JAKARTA — PT Kereta Api Indonesia berkomitmen terlibat dalam operasional kereta api ekspres Bandara Soekarno-Hatta ke Bandara Halim Perdanakusuma jika ditugaskan oleh pemerintah.

Direktur Utama PT Kereta Api Indonesia (KAI) Edi Sukmoro mengatakan pihaknya diminta pemerintah untuk turut berpartisipasi dalam menggarap proyek pembangunan maupun operasional kereta api (KA) ekspres yang menghubungkan Halim dan Soekarno-Hatta walaupun ada revisi trase melewati Stasiun Gambir dan Jakarta Kota. “Kami kalau diberi penugasan untuk mengerjakan KA yang elevated ke bandara itu kami siap. Tapi walaupun tidak diberi [penugasan], kami pun siap untuk mengerjakannya,” katanya, Jumat (19/6).
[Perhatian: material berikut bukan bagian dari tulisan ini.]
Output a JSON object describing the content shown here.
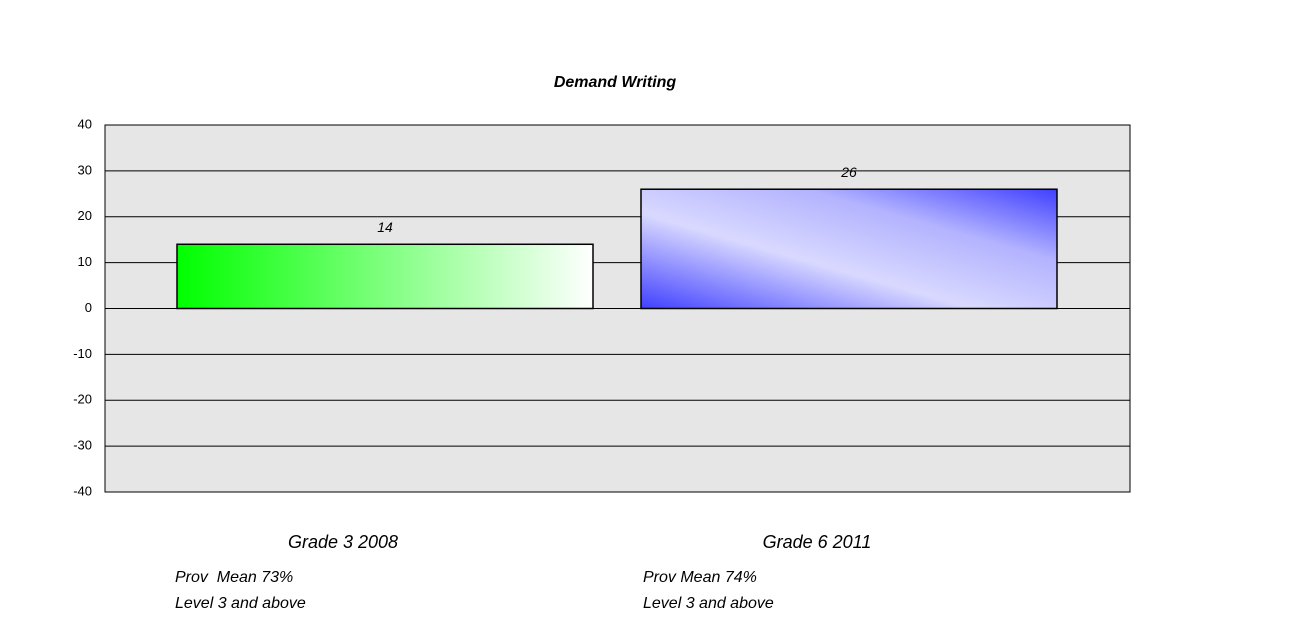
{
  "chart_data": {
    "type": "bar",
    "title": "Demand Writing",
    "categories": [
      "Grade 3 2008",
      "Grade 6 2011"
    ],
    "values": [
      14,
      26
    ],
    "colors": [
      "#00ff00",
      "#4040ff"
    ],
    "annotations": [
      [
        "Prov  Mean 73%",
        "Level 3 and above"
      ],
      [
        "Prov Mean 74%",
        "Level 3 and above"
      ]
    ],
    "ylim": [
      -40,
      40
    ],
    "yticks": [
      -40,
      -30,
      -20,
      -10,
      0,
      10,
      20,
      30,
      40
    ],
    "grid": true
  }
}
Sejauh ini, dia menjelaskan PT KAI berkomunikasi dengan Kementerian Badan Usaha Milik Negara (BUMN) untuk merumuskan keikutsertaan dalam proyek KA ekspres bandara.

Menurutnya, pihaknya tengah melakukan perhitungan perihal kelayakan investasi pembangunan KA ekspres tersebut. Edi menambahkan pengerjaan proyek KA ekspres bandara tidak akan lebih cepat dari KA Bandara Soekarno-Hatta ke Manggarai dengan konsep melalui jalur eksisting. Jalur eksisting itu yaitu Soekarno-Hatta, Batu Ceper, Duri, Tanah Abang, Sudirman, Manggarai. “Itu kami targetkan tahun depan sudah operasi, sementara untuk yang ekspres saya perkirakan [proyek] baru mulai dua sampai tiga tahun ke depan,” ungkapnya.

Direktur Jenderal Perkeretaapian Kementerian Perhubungan Hermanto Dwiatmoko sebelumnya menyatakan ada perubahan desain KA ekspres Soekarno-Hatta menuju Halim dari yang sebelumnya melewati Dukuh Atas dan Tanah Abang menjadi melewati Gambir dan Jakarta Kota.

Revisi desain itu bermula dari pemaparan mengenai rencana pembangunan jalur kereta itu di hadapan Presiden Joko Widodo. “Presiden bilang anggarannya terlalu besar hal inilah yang menyebabkan kita harus mengubah desainnya melewati trase lain sehingga biaya tidak besar,” ungkapnya.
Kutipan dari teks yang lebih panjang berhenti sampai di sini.